Desde o Projeto 365 Canções (2010), o desafio é ser e estar à escuta dos cancionistas do Brasil, suas vocoperformances; e mergulhar nas experiências poéticas de seus sujeitos cancionais sirênicos.
29 dezembro 2024
Mutações do sensível
MUTAÇÕES DO SENSÍVEL é um de meus livros de cabeceira, ou seja, não sai da mesa de trabalho. Aqui o professor Paulo Tarso Cabral de Medeiros apresenta e defende interpretações em torno das questões de rock, rebeldia e mpb no contexto pós-1968, quando a canção popular precisava driblar a censura da ditadura militar com inventividade, oclusão proposital da metáfora e pulsão de vida; quando o cantor de rádio incorporou o ethos de poeta; quando "o lixo da sociedade industrial era o luxo santificado pelos hippies". Foi em MUTAÇÕES DO SENSÍVEL que li pela primeira vez o diagnóstico feito por Allen Ginsberg: “a poesia no sentido tradicional acabou. Ninguém se senta mais na poltrona da sala de estar para ler. O Rock é a nova poesia, com os Beatles de 'I am a Walrus' e as letras de Bob Dylan. É um retorno à poesia dos valores menestréis". As interpretações ensaísticas de Paulo estão calcadas em pesquisa, leitura e crítica de quem ouve com ouvidos abertos a produção musical da contracultura brasileira de Milton Nascimento, Chico Buarque, Gilberto Gil e Caetano Veloso. "O ser do poeta liga-se tenuamente aos próprios adjuntos, no colo mesmo da indeterminação. Por isto, lugar e tempo são distribuídos segundo o arbítrio e as livres-associações que o inconsciente - libertado da linearidade e da máscara do ego - deixa corporificar", lemos a certa altura do livro.
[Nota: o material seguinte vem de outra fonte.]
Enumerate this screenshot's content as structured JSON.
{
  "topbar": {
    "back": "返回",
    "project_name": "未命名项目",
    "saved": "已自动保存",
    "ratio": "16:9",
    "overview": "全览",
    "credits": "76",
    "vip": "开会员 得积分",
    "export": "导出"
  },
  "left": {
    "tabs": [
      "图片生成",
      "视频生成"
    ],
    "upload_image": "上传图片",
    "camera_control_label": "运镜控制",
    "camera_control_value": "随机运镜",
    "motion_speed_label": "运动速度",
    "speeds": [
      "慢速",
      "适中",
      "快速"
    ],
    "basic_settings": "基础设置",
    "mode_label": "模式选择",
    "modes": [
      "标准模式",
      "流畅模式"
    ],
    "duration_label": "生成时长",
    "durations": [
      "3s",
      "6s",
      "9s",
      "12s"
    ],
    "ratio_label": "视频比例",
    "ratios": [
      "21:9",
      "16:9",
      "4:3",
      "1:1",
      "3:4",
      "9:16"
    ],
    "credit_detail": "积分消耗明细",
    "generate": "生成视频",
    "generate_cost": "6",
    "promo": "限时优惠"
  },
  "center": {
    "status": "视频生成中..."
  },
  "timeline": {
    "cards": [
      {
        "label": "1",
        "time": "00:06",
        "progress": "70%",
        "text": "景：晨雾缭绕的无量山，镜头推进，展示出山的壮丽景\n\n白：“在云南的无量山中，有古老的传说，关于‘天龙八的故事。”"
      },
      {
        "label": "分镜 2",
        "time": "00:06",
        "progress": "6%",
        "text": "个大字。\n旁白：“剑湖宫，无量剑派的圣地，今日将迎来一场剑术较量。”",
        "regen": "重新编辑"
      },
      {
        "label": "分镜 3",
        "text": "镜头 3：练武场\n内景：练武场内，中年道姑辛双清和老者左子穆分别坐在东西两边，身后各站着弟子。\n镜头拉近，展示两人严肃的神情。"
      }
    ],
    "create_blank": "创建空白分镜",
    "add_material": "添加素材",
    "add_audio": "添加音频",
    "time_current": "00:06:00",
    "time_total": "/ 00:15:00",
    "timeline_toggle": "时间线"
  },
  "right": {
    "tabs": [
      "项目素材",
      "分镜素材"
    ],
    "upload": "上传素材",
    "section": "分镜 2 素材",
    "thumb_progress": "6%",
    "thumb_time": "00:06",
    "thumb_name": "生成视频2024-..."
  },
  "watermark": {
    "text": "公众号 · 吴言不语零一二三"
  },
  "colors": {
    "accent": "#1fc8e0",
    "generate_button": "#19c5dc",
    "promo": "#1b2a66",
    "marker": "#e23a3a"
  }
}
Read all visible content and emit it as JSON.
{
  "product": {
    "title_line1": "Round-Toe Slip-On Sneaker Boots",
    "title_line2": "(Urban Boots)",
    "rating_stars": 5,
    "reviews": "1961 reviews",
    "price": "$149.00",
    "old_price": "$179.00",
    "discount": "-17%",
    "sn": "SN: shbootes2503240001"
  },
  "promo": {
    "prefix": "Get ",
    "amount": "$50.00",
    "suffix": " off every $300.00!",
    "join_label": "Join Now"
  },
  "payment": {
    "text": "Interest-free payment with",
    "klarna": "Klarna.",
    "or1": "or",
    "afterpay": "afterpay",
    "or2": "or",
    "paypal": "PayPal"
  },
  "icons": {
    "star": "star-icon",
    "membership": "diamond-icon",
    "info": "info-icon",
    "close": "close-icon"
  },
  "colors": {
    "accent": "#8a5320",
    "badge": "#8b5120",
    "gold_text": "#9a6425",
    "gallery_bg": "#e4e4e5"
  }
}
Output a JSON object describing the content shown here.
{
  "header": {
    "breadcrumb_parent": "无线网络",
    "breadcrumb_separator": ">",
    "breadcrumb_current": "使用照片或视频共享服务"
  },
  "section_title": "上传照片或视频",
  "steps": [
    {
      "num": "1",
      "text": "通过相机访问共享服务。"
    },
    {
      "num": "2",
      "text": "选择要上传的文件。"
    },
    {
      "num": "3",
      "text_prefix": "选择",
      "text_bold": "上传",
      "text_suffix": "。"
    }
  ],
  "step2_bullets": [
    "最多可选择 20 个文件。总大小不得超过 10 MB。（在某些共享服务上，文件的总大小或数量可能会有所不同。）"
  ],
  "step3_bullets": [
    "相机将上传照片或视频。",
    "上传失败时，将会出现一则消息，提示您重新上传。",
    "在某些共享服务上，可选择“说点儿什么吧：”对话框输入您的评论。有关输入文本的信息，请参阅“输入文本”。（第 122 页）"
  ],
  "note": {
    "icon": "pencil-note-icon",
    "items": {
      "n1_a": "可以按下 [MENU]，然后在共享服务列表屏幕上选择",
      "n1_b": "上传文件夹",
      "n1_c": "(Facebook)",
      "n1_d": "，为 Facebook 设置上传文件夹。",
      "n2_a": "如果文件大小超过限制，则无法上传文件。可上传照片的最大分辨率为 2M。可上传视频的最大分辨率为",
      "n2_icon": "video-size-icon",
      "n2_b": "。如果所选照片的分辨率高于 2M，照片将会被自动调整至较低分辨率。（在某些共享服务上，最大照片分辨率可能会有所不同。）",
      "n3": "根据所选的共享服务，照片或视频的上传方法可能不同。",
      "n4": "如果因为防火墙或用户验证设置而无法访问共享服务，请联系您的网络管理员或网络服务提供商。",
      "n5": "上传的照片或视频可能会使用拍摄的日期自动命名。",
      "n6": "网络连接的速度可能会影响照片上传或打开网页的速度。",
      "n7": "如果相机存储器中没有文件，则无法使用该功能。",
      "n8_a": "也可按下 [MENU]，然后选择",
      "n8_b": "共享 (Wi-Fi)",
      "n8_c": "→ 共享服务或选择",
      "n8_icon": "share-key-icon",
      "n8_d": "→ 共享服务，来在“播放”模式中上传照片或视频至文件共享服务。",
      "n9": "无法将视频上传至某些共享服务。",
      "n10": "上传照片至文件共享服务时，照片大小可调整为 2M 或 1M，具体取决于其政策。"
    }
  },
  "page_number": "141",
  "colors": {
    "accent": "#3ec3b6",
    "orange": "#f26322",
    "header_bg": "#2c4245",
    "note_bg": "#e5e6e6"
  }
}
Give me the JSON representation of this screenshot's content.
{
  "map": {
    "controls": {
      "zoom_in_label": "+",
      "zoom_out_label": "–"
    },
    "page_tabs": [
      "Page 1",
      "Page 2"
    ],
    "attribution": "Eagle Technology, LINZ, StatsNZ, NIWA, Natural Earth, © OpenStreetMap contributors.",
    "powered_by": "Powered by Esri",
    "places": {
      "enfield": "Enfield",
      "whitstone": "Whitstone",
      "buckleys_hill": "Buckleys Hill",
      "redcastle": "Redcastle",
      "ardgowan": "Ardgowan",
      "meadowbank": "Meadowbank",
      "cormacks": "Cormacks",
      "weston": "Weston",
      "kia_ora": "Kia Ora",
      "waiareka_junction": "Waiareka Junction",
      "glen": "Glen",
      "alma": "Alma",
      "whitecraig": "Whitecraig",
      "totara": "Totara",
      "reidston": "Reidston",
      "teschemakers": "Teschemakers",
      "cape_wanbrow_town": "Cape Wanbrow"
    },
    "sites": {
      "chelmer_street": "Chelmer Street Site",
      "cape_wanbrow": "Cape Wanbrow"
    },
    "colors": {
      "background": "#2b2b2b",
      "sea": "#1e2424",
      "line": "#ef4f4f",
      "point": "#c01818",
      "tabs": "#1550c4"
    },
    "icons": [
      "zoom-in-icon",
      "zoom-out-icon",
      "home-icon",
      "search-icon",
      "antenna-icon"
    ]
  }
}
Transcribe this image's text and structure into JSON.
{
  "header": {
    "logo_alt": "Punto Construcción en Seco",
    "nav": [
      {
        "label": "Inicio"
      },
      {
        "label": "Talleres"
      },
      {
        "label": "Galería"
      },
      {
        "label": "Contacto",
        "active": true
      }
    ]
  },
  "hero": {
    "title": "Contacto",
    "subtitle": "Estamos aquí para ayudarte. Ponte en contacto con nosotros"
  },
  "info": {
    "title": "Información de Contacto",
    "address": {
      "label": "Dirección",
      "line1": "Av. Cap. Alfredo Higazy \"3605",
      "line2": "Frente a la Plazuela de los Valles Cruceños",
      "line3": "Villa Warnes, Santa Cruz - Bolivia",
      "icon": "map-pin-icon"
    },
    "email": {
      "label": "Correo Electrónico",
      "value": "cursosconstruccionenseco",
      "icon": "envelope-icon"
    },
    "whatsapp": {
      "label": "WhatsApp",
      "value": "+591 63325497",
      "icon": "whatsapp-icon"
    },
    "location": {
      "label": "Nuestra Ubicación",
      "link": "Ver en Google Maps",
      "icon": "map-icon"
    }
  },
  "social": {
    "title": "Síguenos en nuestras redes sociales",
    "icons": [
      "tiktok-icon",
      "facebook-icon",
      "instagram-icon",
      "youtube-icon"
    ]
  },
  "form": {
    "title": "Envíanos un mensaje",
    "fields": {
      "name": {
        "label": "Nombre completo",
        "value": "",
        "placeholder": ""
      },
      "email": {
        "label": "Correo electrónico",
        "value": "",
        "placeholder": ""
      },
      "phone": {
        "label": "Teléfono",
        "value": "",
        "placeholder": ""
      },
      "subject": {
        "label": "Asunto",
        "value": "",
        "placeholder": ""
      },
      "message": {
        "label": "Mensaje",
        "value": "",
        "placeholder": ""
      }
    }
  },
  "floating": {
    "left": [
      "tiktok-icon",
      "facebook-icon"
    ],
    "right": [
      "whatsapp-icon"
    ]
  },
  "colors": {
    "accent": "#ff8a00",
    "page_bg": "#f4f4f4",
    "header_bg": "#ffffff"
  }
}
Nesse contexto, o palco é extensão da vida, da rua, “lugar de festa, símbolo de contestação e templo de oração, investigação e autoconhecimento”, escreve o professor. Essa sensibilidade nova, “este conjunto de lutas, da qual a canção que aglutina os motes da contracultura participa, obteve impulso criador suficiente para motivar o homem urbano e ocidental a reincetar novas viagens, reavaliar formas de luta e inventar um jeito novo e mais contemporâneo de tratar as questões urgentes, incorporando o deslizamento do solo contemporâneo – que assim deixa de estarrecer e petrificar-se numa tradição”. Isso move artistas e o autor de MUTAÇÕES DO SENSÍVEL.
08 dezembro 2024
It's a long way: o exílio em Caetano Veloso
IT’S A LONG WAY: O EXÍLIO EM CAETANO VELOSO é livro que traduz os procedimentos usados pelo tropicalista cantor da “Alegria, alegria” nacional para verter em canção um dos momentos mais trágicos do Brasil, seja no plano individual, seja na projeção coletiva. Isso não é pouco! Tratando de tema tão delicado, há o risco de cair no psicologismo que interdita a leitura crítica. Longe disso, com trabalho de pesquisa irretocável, Márcia Fráguas ilumina o tema para quem queira pensar a obra de Caetano e o estado de coisas do país sob o regime militar (essa sombra que não deixa de nos assombrar). Márcia ensaia com e demonstra como o trauma anima as vozes das canções de três discos – 1969, 1971 e 1972. A autora demonstra que a ambiguidade dos afetos, a competência com que o cancionista escapa das vias normatizadas e o desejo de viver à deriva são dispositivos estéticos e biografemas indispensáveis para a compreensão da obra desse intérprete do Brasil. A autora acessa a maneira singular de sujeitos cancionais dizerem em inglês “From the stern to the bow / Oh, my boat is empty / Yes, my heart is empty / From the role to the low”, “I’m lost in my old own green light”, “I’m as sure of the past as / I’m certain about tomorrow”, “alone in that same night / I cried and cried again; e maneja uma constelação de significantes a fim de reapresentar com olhos e ouvidos livres as metáforas náuticas e os temas noturnos dos três discos. É função da crítica reapresenta como novidade aquilo para o qual estamos surdos de tanto ouvir. Ao final da leitura do livro de Márcia Fráguas fica evidente que não podemos mais escutar esses discos do mesmo modo.